Ambivalenz meint also: Es gelten zwei widerstreitende Dinge gleichzeitig.
Würde man es heute übersetzen, müsste man Ambivalenz eigentlich mit
„zwiespältig“ übersetzen.
Es geht also nicht – wie heut fälschlich immer wieder das Wort verwendet
wird – um zwei Dinger einer Sache, also umgangssprachlich um die „beiden
Seiten einer Medaille“, sondern um etwas anderes. Es geht um
Zwiespältigkeit, wenn zwei Aspekte einer Sache sich unerbittlich bekämpfen.

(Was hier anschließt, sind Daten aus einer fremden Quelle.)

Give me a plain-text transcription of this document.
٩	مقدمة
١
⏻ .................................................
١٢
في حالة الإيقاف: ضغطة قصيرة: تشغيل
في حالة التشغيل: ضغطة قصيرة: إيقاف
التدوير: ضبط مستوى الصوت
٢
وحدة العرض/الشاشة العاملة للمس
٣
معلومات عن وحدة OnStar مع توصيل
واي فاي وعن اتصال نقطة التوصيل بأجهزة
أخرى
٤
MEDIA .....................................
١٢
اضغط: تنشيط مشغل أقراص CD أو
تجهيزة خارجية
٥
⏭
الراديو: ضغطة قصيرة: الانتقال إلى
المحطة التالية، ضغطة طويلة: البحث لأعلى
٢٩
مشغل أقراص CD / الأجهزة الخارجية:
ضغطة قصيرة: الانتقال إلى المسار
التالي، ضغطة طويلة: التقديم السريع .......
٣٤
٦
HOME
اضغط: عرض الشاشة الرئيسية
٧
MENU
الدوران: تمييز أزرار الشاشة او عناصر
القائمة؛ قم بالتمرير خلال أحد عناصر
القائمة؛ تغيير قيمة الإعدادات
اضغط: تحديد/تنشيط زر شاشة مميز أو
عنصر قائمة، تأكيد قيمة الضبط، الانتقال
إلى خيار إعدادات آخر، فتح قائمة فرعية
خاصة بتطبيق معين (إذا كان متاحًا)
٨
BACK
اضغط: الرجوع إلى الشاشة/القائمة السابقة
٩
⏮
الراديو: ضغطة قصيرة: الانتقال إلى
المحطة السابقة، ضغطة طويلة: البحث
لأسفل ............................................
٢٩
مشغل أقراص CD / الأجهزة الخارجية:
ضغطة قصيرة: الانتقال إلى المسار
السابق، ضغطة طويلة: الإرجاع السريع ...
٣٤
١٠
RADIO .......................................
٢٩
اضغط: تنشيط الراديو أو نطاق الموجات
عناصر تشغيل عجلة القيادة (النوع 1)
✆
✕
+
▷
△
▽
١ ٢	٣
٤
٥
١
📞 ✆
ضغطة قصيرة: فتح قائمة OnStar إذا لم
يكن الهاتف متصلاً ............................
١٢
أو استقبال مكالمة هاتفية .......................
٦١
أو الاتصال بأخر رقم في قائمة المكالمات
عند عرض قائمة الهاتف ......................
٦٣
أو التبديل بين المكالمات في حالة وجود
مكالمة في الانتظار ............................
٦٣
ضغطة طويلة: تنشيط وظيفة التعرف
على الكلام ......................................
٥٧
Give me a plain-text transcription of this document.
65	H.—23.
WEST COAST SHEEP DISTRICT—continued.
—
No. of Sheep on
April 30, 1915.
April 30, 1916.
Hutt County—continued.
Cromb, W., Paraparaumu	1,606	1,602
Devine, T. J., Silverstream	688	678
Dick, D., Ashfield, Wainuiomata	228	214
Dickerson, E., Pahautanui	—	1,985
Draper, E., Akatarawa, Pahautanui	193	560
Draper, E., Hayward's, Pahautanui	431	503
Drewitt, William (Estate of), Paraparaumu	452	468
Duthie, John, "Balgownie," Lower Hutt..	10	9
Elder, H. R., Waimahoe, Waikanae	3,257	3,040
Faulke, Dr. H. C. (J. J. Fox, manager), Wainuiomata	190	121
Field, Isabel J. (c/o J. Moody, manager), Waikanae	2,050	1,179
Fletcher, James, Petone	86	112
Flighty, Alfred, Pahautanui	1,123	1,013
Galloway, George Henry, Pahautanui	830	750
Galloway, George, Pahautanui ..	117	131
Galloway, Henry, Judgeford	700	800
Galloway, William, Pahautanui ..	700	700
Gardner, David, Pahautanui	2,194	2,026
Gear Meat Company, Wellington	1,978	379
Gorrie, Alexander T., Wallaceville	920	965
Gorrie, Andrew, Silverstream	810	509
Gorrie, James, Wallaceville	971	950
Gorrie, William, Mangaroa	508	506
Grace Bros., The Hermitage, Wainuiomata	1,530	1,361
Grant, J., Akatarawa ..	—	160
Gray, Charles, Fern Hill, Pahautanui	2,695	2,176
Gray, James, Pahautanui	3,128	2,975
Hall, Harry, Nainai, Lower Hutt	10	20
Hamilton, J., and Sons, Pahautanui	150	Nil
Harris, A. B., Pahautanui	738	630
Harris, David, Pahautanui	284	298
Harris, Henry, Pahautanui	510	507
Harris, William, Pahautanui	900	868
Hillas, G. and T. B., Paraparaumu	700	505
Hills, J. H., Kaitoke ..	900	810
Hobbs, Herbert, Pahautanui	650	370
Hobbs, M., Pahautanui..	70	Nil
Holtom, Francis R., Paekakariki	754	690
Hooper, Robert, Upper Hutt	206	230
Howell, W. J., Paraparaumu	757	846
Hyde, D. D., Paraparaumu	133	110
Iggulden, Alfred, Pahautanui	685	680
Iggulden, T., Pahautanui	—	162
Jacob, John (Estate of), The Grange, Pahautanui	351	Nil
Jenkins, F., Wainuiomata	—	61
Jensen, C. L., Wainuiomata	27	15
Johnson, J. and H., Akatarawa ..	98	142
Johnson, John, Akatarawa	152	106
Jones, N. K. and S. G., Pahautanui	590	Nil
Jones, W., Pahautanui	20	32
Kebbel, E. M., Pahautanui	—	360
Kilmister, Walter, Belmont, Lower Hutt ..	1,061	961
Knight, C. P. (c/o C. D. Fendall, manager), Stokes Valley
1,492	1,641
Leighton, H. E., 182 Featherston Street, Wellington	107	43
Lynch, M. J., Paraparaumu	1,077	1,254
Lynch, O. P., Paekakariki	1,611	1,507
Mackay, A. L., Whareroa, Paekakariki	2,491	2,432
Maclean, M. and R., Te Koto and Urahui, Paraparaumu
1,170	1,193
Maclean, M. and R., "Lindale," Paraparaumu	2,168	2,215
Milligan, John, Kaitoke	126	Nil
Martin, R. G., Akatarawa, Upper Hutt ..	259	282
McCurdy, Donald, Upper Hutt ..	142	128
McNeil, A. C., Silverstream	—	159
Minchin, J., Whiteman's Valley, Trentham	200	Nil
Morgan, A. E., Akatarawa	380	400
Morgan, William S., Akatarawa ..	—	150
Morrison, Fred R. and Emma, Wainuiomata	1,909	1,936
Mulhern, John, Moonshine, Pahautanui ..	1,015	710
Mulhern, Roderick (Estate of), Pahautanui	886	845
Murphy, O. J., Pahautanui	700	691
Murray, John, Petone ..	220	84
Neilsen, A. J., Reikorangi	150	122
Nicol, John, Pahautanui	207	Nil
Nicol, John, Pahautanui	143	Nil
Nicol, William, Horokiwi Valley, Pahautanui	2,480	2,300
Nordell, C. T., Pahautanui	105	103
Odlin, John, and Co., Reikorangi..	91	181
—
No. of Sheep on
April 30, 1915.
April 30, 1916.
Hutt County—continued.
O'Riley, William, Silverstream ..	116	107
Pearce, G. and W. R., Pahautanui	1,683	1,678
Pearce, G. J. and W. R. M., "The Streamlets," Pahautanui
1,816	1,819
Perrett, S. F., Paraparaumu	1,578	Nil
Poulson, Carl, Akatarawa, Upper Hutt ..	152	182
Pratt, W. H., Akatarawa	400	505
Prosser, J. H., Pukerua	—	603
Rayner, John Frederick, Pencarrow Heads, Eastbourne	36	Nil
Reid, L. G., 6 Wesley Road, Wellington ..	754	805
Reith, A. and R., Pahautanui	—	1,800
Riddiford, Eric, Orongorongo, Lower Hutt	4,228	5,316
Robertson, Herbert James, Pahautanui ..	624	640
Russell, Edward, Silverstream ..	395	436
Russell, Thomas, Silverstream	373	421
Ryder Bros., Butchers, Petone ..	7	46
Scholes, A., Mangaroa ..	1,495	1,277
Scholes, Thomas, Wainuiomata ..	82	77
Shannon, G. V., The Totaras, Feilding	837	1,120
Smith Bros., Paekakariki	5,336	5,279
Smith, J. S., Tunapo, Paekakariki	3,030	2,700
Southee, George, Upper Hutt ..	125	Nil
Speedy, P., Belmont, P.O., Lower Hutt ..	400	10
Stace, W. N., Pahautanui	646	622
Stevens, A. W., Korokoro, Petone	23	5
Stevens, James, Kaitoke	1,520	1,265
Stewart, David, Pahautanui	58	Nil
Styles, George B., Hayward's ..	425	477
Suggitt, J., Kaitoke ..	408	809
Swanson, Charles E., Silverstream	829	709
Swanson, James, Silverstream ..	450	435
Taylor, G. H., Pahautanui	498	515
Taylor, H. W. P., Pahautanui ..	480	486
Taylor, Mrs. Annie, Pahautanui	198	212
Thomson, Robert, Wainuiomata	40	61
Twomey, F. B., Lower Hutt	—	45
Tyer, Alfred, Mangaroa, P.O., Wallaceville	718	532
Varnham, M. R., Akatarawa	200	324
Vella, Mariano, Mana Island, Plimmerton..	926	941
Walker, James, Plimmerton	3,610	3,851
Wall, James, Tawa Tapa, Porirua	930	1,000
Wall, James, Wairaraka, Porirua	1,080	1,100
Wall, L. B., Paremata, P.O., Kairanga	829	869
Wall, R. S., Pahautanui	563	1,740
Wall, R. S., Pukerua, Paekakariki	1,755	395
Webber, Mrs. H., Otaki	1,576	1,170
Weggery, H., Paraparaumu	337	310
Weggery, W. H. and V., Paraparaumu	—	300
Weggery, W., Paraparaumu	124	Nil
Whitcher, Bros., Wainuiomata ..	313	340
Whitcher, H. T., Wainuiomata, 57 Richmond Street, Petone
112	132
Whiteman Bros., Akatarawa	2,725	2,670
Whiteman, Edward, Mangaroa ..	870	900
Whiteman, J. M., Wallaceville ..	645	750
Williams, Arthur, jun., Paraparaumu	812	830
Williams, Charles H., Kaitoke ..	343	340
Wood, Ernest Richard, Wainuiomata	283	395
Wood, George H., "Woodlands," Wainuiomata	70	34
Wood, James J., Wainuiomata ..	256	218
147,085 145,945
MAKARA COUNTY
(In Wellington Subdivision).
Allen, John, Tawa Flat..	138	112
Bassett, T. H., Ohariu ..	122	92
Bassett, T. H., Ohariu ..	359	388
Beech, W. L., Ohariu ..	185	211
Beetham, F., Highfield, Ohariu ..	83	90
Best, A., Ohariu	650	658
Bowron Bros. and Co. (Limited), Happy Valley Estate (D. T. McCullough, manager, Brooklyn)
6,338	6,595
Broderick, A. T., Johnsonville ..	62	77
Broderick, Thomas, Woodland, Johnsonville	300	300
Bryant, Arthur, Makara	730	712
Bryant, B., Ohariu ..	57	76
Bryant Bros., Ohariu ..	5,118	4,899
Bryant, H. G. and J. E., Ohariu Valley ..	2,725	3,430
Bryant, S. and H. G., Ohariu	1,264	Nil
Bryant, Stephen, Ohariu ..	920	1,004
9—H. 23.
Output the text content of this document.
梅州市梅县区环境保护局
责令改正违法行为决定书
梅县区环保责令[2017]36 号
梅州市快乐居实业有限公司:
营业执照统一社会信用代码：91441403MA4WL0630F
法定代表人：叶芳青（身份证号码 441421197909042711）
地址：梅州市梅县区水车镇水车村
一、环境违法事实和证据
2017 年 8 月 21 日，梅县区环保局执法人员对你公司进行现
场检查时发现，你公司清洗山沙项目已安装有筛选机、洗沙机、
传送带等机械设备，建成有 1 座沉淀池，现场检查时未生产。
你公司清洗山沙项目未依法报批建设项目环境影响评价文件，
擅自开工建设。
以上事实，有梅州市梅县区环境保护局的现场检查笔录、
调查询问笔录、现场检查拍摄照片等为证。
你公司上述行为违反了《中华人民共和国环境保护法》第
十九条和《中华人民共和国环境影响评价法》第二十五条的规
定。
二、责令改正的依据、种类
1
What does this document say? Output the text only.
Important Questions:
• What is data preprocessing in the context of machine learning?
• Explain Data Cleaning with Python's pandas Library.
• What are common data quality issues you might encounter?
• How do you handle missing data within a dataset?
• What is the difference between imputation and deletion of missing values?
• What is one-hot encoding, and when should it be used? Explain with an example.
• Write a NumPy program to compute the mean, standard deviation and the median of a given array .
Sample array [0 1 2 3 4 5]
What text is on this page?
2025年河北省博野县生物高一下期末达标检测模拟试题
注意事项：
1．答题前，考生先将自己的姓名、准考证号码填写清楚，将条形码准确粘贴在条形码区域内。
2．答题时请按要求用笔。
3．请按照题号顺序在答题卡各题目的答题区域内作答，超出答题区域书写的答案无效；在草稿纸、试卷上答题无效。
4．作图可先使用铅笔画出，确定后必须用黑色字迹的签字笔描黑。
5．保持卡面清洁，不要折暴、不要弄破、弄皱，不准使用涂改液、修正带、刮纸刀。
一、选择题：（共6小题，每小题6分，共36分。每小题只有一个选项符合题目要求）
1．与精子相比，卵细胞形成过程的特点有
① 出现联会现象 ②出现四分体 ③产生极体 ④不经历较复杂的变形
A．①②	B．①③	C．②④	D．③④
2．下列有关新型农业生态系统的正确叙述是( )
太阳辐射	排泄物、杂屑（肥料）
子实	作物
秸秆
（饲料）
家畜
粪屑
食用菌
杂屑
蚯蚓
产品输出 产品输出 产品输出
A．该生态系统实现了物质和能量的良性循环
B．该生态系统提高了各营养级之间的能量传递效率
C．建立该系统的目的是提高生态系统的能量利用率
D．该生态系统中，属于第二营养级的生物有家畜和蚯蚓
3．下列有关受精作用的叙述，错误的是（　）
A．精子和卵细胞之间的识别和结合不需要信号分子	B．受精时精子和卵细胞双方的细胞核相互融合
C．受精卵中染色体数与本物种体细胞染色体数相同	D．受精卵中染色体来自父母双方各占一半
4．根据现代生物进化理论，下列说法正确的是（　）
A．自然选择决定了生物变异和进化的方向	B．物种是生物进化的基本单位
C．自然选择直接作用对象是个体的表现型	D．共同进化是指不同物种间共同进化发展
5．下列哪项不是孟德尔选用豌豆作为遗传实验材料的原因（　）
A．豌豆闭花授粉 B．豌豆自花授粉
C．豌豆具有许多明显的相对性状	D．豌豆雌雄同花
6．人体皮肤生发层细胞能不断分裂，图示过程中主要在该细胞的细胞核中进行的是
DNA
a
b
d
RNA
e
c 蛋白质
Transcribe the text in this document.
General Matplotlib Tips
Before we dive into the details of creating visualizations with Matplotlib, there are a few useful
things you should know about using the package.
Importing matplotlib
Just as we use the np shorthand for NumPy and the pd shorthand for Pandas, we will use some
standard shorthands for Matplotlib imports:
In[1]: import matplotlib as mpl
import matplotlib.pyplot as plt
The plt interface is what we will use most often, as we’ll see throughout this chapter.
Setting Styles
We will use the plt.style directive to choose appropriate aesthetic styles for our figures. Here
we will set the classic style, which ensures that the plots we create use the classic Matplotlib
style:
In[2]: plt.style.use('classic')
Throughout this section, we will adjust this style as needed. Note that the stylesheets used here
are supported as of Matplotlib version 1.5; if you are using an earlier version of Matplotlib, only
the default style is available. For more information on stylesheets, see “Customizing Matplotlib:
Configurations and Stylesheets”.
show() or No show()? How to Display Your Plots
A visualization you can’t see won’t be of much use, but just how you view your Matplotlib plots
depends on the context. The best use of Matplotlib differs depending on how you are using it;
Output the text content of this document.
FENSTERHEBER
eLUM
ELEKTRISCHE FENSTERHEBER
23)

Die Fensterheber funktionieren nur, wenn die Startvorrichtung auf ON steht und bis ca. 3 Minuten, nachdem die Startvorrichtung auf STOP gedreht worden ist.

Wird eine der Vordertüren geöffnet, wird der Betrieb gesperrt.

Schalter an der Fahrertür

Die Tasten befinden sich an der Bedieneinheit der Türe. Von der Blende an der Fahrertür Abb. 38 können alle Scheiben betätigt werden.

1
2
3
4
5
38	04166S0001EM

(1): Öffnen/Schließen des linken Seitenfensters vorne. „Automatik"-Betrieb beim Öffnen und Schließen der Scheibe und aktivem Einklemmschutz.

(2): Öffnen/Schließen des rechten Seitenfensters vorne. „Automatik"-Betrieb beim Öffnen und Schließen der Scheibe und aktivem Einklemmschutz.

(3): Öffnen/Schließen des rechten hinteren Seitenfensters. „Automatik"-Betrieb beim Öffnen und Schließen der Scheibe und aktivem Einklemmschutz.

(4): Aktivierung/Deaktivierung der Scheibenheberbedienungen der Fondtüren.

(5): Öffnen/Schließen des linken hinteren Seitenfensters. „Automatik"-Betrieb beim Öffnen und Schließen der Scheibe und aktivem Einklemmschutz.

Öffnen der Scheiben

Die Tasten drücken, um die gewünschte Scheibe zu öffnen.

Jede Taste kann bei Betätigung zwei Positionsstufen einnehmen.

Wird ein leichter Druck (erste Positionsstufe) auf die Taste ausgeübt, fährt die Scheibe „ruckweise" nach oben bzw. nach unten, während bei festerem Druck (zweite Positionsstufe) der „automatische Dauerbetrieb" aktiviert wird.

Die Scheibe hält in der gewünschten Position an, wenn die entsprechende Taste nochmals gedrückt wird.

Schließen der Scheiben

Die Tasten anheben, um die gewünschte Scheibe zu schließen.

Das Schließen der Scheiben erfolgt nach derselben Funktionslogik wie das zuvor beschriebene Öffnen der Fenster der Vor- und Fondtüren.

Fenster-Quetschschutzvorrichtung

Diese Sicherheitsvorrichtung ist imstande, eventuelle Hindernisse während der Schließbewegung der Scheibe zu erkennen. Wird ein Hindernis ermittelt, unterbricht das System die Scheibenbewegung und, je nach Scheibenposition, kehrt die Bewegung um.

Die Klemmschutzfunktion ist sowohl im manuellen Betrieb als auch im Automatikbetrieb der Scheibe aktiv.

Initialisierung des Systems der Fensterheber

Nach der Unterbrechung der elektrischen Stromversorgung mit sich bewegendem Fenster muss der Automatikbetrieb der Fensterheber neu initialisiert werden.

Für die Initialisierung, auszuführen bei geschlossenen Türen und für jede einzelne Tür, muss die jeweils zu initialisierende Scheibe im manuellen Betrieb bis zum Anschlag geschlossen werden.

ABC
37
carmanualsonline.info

Bleuler war sich als Psychiater bewusst, dass es in Menschen eine
widerstreitende, zwiespältige Natur geben kann. Verschiedene, sich
gegenseitig eigentlich ausschließende Neigungen, Ansichten, Vorstellungen
oder Handlungsoptionen stehen sich gegenüber; meist unversöhnlich gegenüber.
Krankhaft wird es, wenn diese beiden widerstreitenden Pole in einem
gegenseitigen Kampf eintreten und nicht mehr unter Kontrolle gebracht werden
können und somit das Ambivalente, das Zwiespältige die Hoheit im Leben und
Handeln gewinnt.
Wollte man heute Beispiele für die Ambivalenz finden, so ist der Begriff
„Hassliebe“ zuerst zu nennen. Menschen oder Etwas zu lieben und gleichzeitig
zu hassen, das ist zwiespältig, ambivalent. Wenn der Kampf zwischen dem
einen und dem anderen den Menschen verzehrt, dann wird es krankhaft.
Einfache ambivalente Beispiele sind:
· Ich bin ein Superstar und doch noch nicht entdeckt.
· Ich bin reich, aber das Konto steht noch im Soll.
· Ich bin Top im Job, aber noch kein Manager.
· Ich bin liebenswert, habe aber noch niemand gefunden, der mich so liebt, wie ich bin.
· Ich kann noch alles selbst, nur meine Rollator klemmt immer.
· Ich bin gesund, die Blutdruckanzeige muss kaputt sein.
· Ich liebe meine Kinder, meinen Partner, aber ab und an könnte ich die an die Wand klatschen.
· Ich bin ein friedlicher Mensch, wenn nur der Nachbar mich ließe.
· Ich bin tolerant, wenn die ganzen Griechen nicht meine Euro wollten.
· Ich glaube an Gott, aber Kirche braucht doch niemand.
Ambivalenzen im Leben sind häufig auch die eigenen Formen des Selbstbetrugs, um das eigene Leben mir selbst angenehmer zu reden oder zu denken. Der Widerstreit, wie ich mich sehen will und mich im Spiegel sehe oder andere Menschen mich sehen. Die ambivalenten Aspekten, seien es Gefühle, Vorstellungen oder Ansichten, ist letztlich das Hin und Hergeworfen sein als Mensch, wenn zwei Pole dazu drängen. Ich werde zu einem Eisenstück, welches zwischen den widerstreitenden Polen hin und her gerissen wird. Und das Verrückte, das Irre daran: Dies ist ein normaler Bestandteil im Leben.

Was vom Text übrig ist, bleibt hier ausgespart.